CULTIVATING THE TASTE FOR BIOGRAPHY
The taste for biography, if it be not born in you, is quickly acquired. Many and many a person has had it first aroused in boyhood by Franklin’s “Autobiography,”〖H. C., i; and cf. Lecture IV, below.〗 that astonishing book, which enchants you when you are young by its simplicity and its teeming incidents, and holds you when you are old by its shrewdness, its tonic optimism, its candor, its wisdom, its humor. Franklin has done for himself what Defoe did for the fictitious Robinson Crusoe; but his sphere was as wide as Crusoe’s was confined. Follow his fortunes and you will soon be swept into the main currents of history, not in Philadelphia or the Colonies only, but in Europe. And after you have digested the information which Franklin provides so naturally, you will recall again and again the human touches in which his book abounds: his remarks on his marriage: his confession that, when he began to take an account of stock of his moral condition he found himself much fuller of faults than he imagined; his admission that he acquired the appearance of humility though he lacked the reality; the irony of his report of Braddock’s conversation;—but to mention its characteristic passages would be to epitomize the book. Each reader will have his favorites and when he reaches the end of the fragment, with its unfinished sentence, he will regret to part from such a mellow companion. What a treat the world missed because Franklin died before he had narrated his experiences between 1775 and 1785, that decade when, we may truly say that, if Washington was the Father, Franklin was the Godfather of his country.

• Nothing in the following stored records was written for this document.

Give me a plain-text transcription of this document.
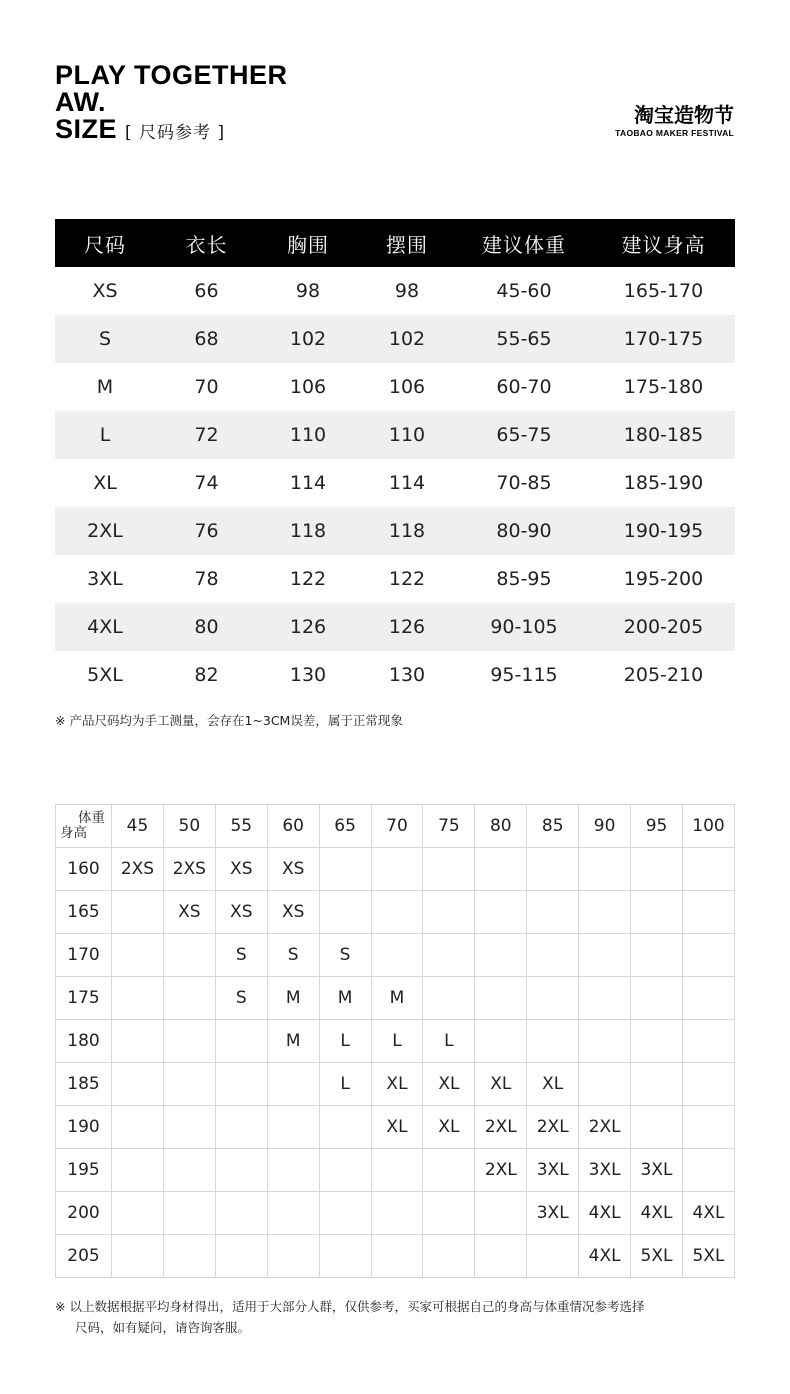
PLAY TOGETHER
AW.
SIZE [ 尺码参考 ]
淘宝造物节
TAOBAO MAKER FESTIVAL
尺码	衣长	胸围	摆围	建议体重	建议身高
XS	66	98	98	45-60	165-170
S	68	102	102	55-65	170-175
M	70	106	106	60-70	175-180
L	72	110	110	65-75	180-185
XL	74	114	114	70-85	185-190
2XL	76	118	118	80-90	190-195
3XL	78	122	122	85-95	195-200
4XL	80	126	126	90-105	200-205
5XL	82	130	130	95-115	205-210
※ 产品尺码均为手工测量，会存在1~3CM误差，属于正常现象
体重
身高	45	50	55	60	65	70	75	80	85	90	95	100
160	2XS	2XS	XS	XS								
165		XS	XS	XS								
170			S	S	S							
175			S	M	M	M						
180				M	L	L	L					
185					L	XL	XL	XL	XL			
190						XL	XL	2XL	2XL	2XL		
195								2XL	3XL	3XL	3XL	
200									3XL	4XL	4XL	4XL
205										4XL	5XL	5XL
※ 以上数据根据平均身材得出，适用于大部分人群，仅供参考，买家可根据自己的身高与体重情况参考选择
尺码，如有疑问，请咨询客服。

Perhaps, however, you were led into biography through other channels. The life of Napoleon or of Cæsar, of some painter, poet, man of letters, inventor, or explorer, may have been the first to attract you; but the outcome will be the same. You will feel that you have gained a new companion, as real as your flesh-and-blood intimates, but wittier, wiser, or more picturesque than they; a friend whose latchstring is always out for you to pull; a crony who will gossip when you desire, who will never desert you nor grow cold nor yawn at your dulness, nor resent your indifference. For the relation between you is wholly one-sided. His spirit is distilled in a book, like some rare cordial in a flask, to be enjoyed or not according to your mood. He bestows his all—himself: but only on condition that you supply the perfect sympathy requisite for understanding him.
This relationship between the reader and the dead and gone who have perpetuated themselves in literature is absolutely unique. In all other affairs there must be reciprocity, the interplay of temperaments, the stress of moral obligation; but in this transaction the author gives all, and the reader takes all (if he can) without thought of making returns, and without incurring the imputation of being a sponge or a parasite. If you are a free man, no intermediary stands between you and the author who draws you or repels you according to the subtle laws of affinity. Rarely, rarely among the living is that condition for ideal companionship realized.